Dozens of recorded deaths in India’s northern state of Uttar has been attributed to the outbreak of the deadly dengue fever.

These deaths have been occurring since the start of September even as authorities launch a campaign to destroy mosquito breeding grounds, according to Al Jazeera.

The chief medical officer, Dinesh Kumar Premi, in Firozabad, which is the most affected district in the country’s most populous state, said that 58 people, majority of them children, had died in his district alone, raising fears that the northern state is currently going through its worst dengue outbreak in years.

“We are taking preventive measures and 95 health camps across the district have been operating in order to contain the spread of this fever,” Premi said.

According to a government official who spoke on the condition of anonymity, the deaths of many of those children was due to the fact that their parents had initially taken them to fake medical practitioners, or quack professionals which worsened their conditions and resulted in their deaths.

An audit is currently underway to ascertain if the mosquito-borne dengue is to be deemed culpable for the many deaths, according to Ved Vrat Singh, Uttar Pradesh’s top public health officer.
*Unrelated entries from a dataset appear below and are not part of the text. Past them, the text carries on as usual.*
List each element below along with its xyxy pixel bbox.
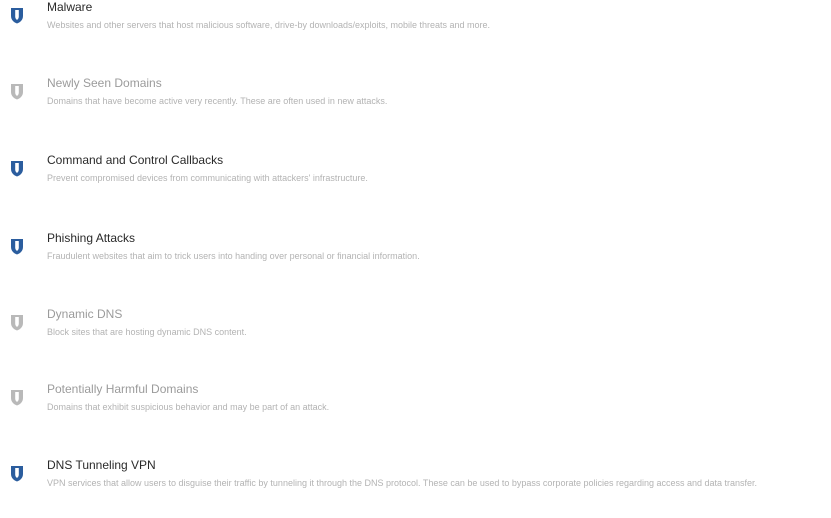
category-title: Dynamic DNS bbox=[47, 307, 123, 321]
category-description: Block sites that are hosting dynamic DNS… bbox=[47, 327, 247, 337]
category-item-command-and-control-callbacks[interactable]: Command and Control Callbacks Prevent co… bbox=[0, 153, 831, 213]
category-item-potentially-harmful-domains[interactable]: Potentially Harmful Domains Domains that… bbox=[0, 382, 831, 442]
shield-icon[interactable] bbox=[10, 389, 24, 406]
security-categories-page: { "categories": [ { "name": "Malware", "… bbox=[0, 0, 831, 517]
category-item-dynamic-dns[interactable]: Dynamic DNS Block sites that are hosting… bbox=[0, 307, 831, 367]
category-title: DNS Tunneling VPN bbox=[47, 458, 156, 472]
category-item-newly-seen-domains[interactable]: Newly Seen Domains Domains that have bec… bbox=[0, 76, 831, 136]
category-title: Command and Control Callbacks bbox=[47, 153, 224, 167]
category-title: Malware bbox=[47, 0, 93, 14]
category-description: Fraudulent websites that aim to trick us… bbox=[47, 251, 420, 261]
category-item-phishing-attacks[interactable]: Phishing Attacks Fraudulent websites tha… bbox=[0, 231, 831, 291]
category-description: Websites and other servers that host mal… bbox=[47, 20, 491, 30]
shield-icon[interactable] bbox=[10, 160, 24, 177]
category-title: Newly Seen Domains bbox=[47, 76, 162, 90]
category-title: Phishing Attacks bbox=[47, 231, 136, 245]
category-title: Potentially Harmful Domains bbox=[47, 382, 199, 396]
category-description: Domains that have become active very rec… bbox=[47, 96, 388, 106]
category-item-malware[interactable]: Malware Websites and other servers that … bbox=[0, 0, 831, 60]
shield-icon[interactable] bbox=[10, 314, 24, 331]
shield-icon[interactable] bbox=[10, 83, 24, 100]
category-description: Domains that exhibit suspicious behavior… bbox=[47, 402, 330, 412]
category-item-dns-tunneling-vpn[interactable]: DNS Tunneling VPN VPN services that allo… bbox=[0, 458, 831, 518]
category-description: Prevent compromised devices from communi… bbox=[47, 173, 368, 183]
shield-icon[interactable] bbox=[10, 238, 24, 255]
shield-icon[interactable] bbox=[10, 465, 24, 482]
shield-icon[interactable] bbox=[10, 7, 24, 24]
category-description: VPN services that allow users to disguis… bbox=[47, 478, 758, 488]
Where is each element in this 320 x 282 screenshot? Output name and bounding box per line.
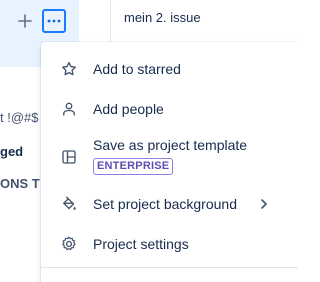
project-actions-menu: Add to starred Add people Save as projec… (41, 42, 298, 282)
sidebar-text-3: ONS T (0, 176, 40, 191)
menu-divider (41, 267, 298, 268)
menu-item-save-as-template[interactable]: Save as project template ENTERPRISE (41, 134, 298, 178)
issue-title[interactable]: mein 2. issue (124, 10, 201, 25)
menu-item-label: Add to starred (93, 61, 181, 77)
menu-item-label: Save as project template (93, 137, 248, 153)
paint-bucket-icon (59, 194, 79, 214)
template-icon (59, 147, 79, 167)
menu-item-project-settings[interactable]: Project settings (41, 231, 298, 257)
gear-icon (59, 234, 79, 254)
menu-item-add-people[interactable]: Add people (41, 96, 298, 122)
menu-item-label: Add people (93, 101, 164, 117)
more-horizontal-icon (47, 19, 61, 23)
add-button[interactable] (13, 9, 37, 33)
menu-item-label: Project settings (93, 236, 189, 252)
chevron-right-icon (256, 196, 272, 212)
app-root: t !@#$ ged ONS T mein 2. issue Add to st… (0, 0, 298, 282)
person-icon (59, 99, 79, 119)
enterprise-badge: ENTERPRISE (93, 158, 174, 175)
star-icon (59, 59, 79, 79)
sidebar-text-1: t !@#$ (0, 110, 39, 125)
menu-item-set-background[interactable]: Set project background (41, 191, 298, 217)
menu-item-add-to-starred[interactable]: Add to starred (41, 56, 298, 82)
sidebar-text-2: ged (0, 144, 24, 159)
plus-icon (18, 14, 32, 28)
menu-item-label: Set project background (93, 196, 237, 212)
more-actions-button[interactable] (42, 9, 66, 33)
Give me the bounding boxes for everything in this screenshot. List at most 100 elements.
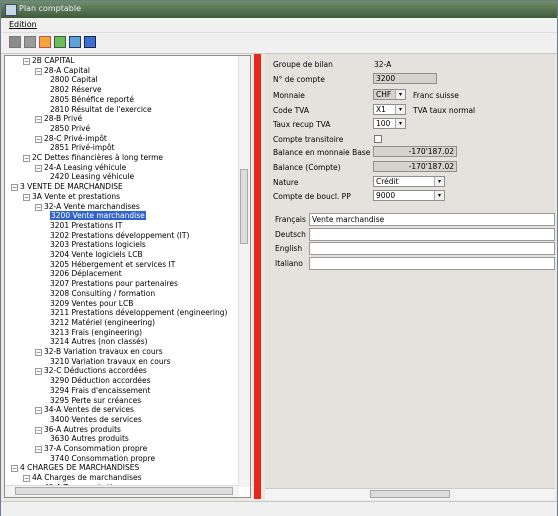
delete-icon[interactable]: [39, 36, 51, 48]
currency-description: Franc suisse: [413, 91, 459, 100]
list-icon[interactable]: [24, 36, 36, 48]
scroll-thumb[interactable]: [240, 169, 248, 244]
tree-toggle-icon[interactable]: −: [11, 184, 18, 192]
tree-node[interactable]: 3740 Consommation propre: [47, 454, 155, 464]
tree-node[interactable]: 3202 Prestations développement (IT): [47, 231, 189, 241]
tree-node-label: 2805 Bénéfice reporté: [50, 94, 134, 104]
tree-toggle-icon[interactable]: −: [35, 407, 42, 415]
tree-node[interactable]: 3630 Autres produits: [47, 434, 129, 444]
menu-edition[interactable]: Edition: [9, 20, 37, 29]
tree-vertical-scrollbar[interactable]: [238, 56, 250, 487]
tree-toggle-icon[interactable]: −: [23, 475, 30, 483]
tree-node[interactable]: 2810 Résultat de l'exercice: [47, 105, 152, 115]
tree-toggle-icon[interactable]: −: [35, 446, 42, 453]
account-number-field[interactable]: 3200: [373, 73, 437, 84]
tree-node[interactable]: 3290 Déduction accordées: [47, 376, 151, 386]
tree-toggle-icon[interactable]: −: [35, 164, 42, 172]
tree-node[interactable]: −28-B Privé: [35, 114, 82, 124]
refresh-icon[interactable]: [54, 36, 66, 48]
tree-toggle-icon[interactable]: −: [23, 193, 30, 201]
tree-node[interactable]: −3 VENTE DE MARCHANDISE: [11, 182, 123, 192]
tree-node[interactable]: 2420 Leasing véhicule: [47, 172, 134, 182]
tree-node[interactable]: 3210 Variation travaux en cours: [47, 357, 171, 367]
tree-toggle-icon[interactable]: −: [35, 203, 42, 211]
tree-node[interactable]: 2805 Bénéfice reporté: [47, 95, 134, 105]
tree-node[interactable]: 3204 Vente logiciels LCB: [47, 250, 143, 260]
tree-node[interactable]: 3212 Matériel (engineering): [47, 318, 155, 328]
chevron-down-icon[interactable]: ▾: [395, 105, 405, 114]
scroll-thumb[interactable]: [370, 490, 450, 498]
tree-toggle-icon[interactable]: −: [35, 116, 42, 124]
tree-toggle-icon[interactable]: −: [35, 67, 42, 75]
tree-node[interactable]: 3201 Prestations IT: [47, 221, 122, 231]
tree-node[interactable]: 3400 Ventes de services: [47, 415, 142, 425]
tree-node[interactable]: 3207 Prestations pour partenaires: [47, 279, 178, 289]
tree-node[interactable]: 3213 Frais (engineering): [47, 328, 142, 338]
tree-node[interactable]: 3211 Prestations développement (engineer…: [47, 308, 227, 318]
tree-node[interactable]: −28-C Privé-impôt: [35, 134, 107, 144]
tree-node[interactable]: 3294 Frais d'encaissement: [47, 386, 150, 396]
closing-account-select[interactable]: 9000 ▾: [373, 190, 445, 201]
grid-icon[interactable]: [9, 36, 21, 48]
tree-node[interactable]: −32-B Variation travaux en cours: [35, 347, 163, 357]
splitter[interactable]: [254, 54, 261, 499]
tree-toggle-icon[interactable]: −: [35, 135, 42, 143]
tree-toggle-icon[interactable]: −: [35, 368, 42, 376]
tree-horizontal-scrollbar[interactable]: [5, 485, 239, 497]
transitoire-checkbox[interactable]: [374, 135, 382, 143]
tree-node[interactable]: 3214 Autres (non classés): [47, 337, 148, 347]
tree-toggle-icon[interactable]: −: [35, 426, 42, 434]
tree-node[interactable]: 3200 Vente marchandise: [47, 211, 146, 221]
tree-node[interactable]: 3206 Déplacement: [47, 269, 122, 279]
chevron-down-icon[interactable]: ▾: [395, 90, 405, 99]
exit-icon[interactable]: [84, 36, 96, 48]
description-it-input[interactable]: [309, 257, 555, 270]
tree-toggle-icon[interactable]: −: [23, 155, 30, 162]
scroll-thumb[interactable]: [15, 487, 233, 495]
chevron-down-icon[interactable]: ▾: [434, 177, 444, 186]
tree-node[interactable]: −37-A Consommation propre: [35, 444, 147, 454]
tree-node[interactable]: −28-A Capital: [35, 66, 90, 76]
tree-node[interactable]: −2B CAPITAL: [23, 56, 75, 66]
panel-horizontal-scrollbar[interactable]: [265, 488, 555, 500]
tree-node[interactable]: 3203 Prestations logiciels: [47, 240, 146, 250]
tree-node[interactable]: −32-A Vente marchandises: [35, 202, 140, 212]
tree-node[interactable]: 3209 Ventes pour LCB: [47, 299, 133, 309]
tree-node[interactable]: 2851 Privé-impôt: [47, 143, 114, 153]
tree-node[interactable]: 2800 Capital: [47, 75, 98, 85]
tree-node-label: 3290 Déduction accordées: [50, 376, 151, 386]
tree-node-label: 36-A Autres produits: [44, 424, 121, 434]
tree-node[interactable]: −34-A Ventes de services: [35, 405, 134, 415]
tree-node[interactable]: −2C Dettes financières à long terme: [23, 153, 163, 163]
chevron-down-icon[interactable]: ▾: [395, 119, 405, 128]
tree-node[interactable]: 2850 Privé: [47, 124, 90, 134]
tree-node[interactable]: 2802 Réserve: [47, 85, 102, 95]
sync-icon[interactable]: [69, 36, 81, 48]
currency-select[interactable]: CHF ▾: [373, 89, 406, 100]
tree-node-label: 3205 Hébergement et services IT: [50, 259, 176, 269]
tree-node-label: 3201 Prestations IT: [50, 220, 123, 230]
tree-node[interactable]: 3205 Hébergement et services IT: [47, 260, 175, 270]
tree-toggle-icon[interactable]: −: [35, 349, 42, 356]
chevron-down-icon[interactable]: ▾: [434, 191, 444, 200]
tree-node[interactable]: 3295 Perte sur créances: [47, 396, 141, 406]
nature-select[interactable]: Crédit ▾: [373, 176, 445, 187]
tree-toggle-icon[interactable]: −: [11, 465, 18, 473]
description-fr-input[interactable]: Vente marchandise: [309, 213, 555, 226]
boucl-value: 9000: [376, 191, 396, 200]
description-de-input[interactable]: [309, 228, 555, 241]
tree-node[interactable]: −4A Charges de marchandises: [23, 473, 142, 483]
tree-node-label: 3630 Autres produits: [50, 434, 129, 444]
tree-node[interactable]: −3A Vente et prestations: [23, 192, 120, 202]
description-en-input[interactable]: [309, 242, 555, 255]
account-tree[interactable]: −2B CAPITAL −28-A Capital 2800 Capital 2802…: [4, 55, 251, 498]
tree-toggle-icon[interactable]: −: [23, 58, 30, 65]
tree-node-label: 2B CAPITAL: [32, 56, 75, 65]
tva-code-select[interactable]: X1 ▾: [373, 104, 406, 115]
tree-node[interactable]: 3208 Consulting / formation: [47, 289, 155, 299]
tva-rate-select[interactable]: 100 ▾: [373, 118, 406, 129]
tree-node[interactable]: −36-A Autres produits: [35, 425, 121, 435]
tree-node[interactable]: −32-C Déductions accordées: [35, 366, 147, 376]
tree-node[interactable]: −4 CHARGES DE MARCHANDISES: [11, 463, 139, 473]
tree-node[interactable]: −24-A Leasing véhicule: [35, 163, 126, 173]
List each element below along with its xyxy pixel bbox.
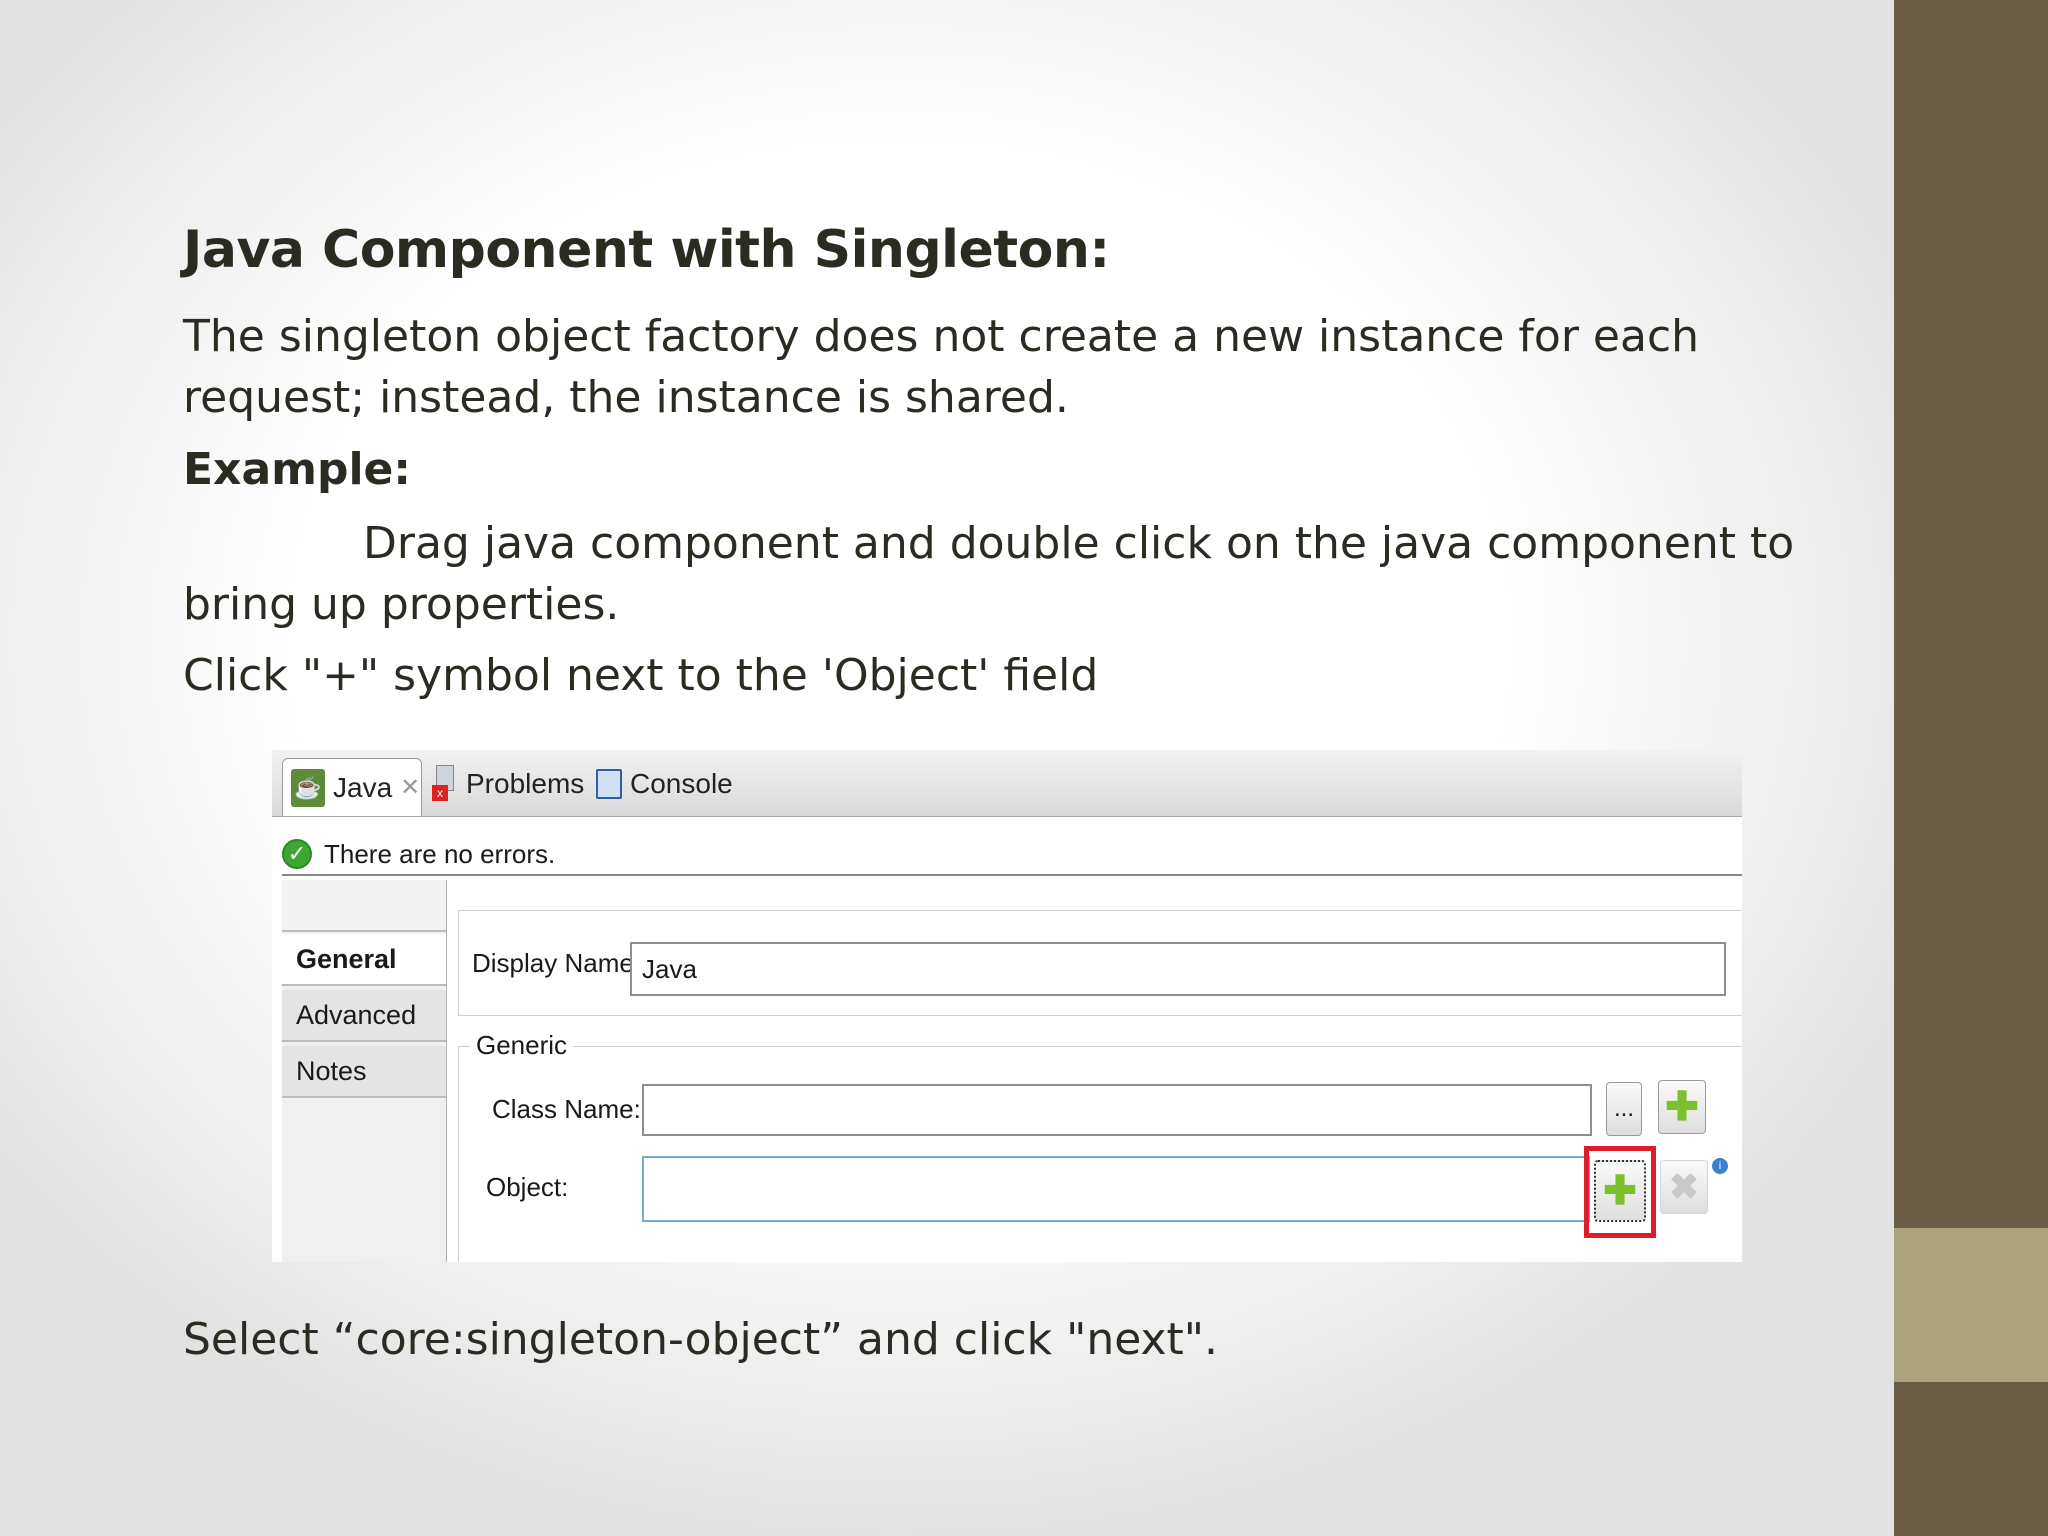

Although, while dengue is largely still being suspected as the cause of the viral fever outbreak, it has been confirmed as the cause of death in three cases.

In addition to the audit, teams are being formed to check households for waterlogging which could attract mosquitoes and fumigate the areas which at most risk and also released thousands of Gambusia, or mosquitofish, into water bodies to eat the mosquito larvae.

The dengue fever, transmitted by female mosquitoes, is mainly a tropical disease which has been circulating in India for hundreds of years. It is endemic in more than 100 countries, however, 70% of the cases are reported from Asia and children are up to five times more likely to die during a second dengue infection than adults.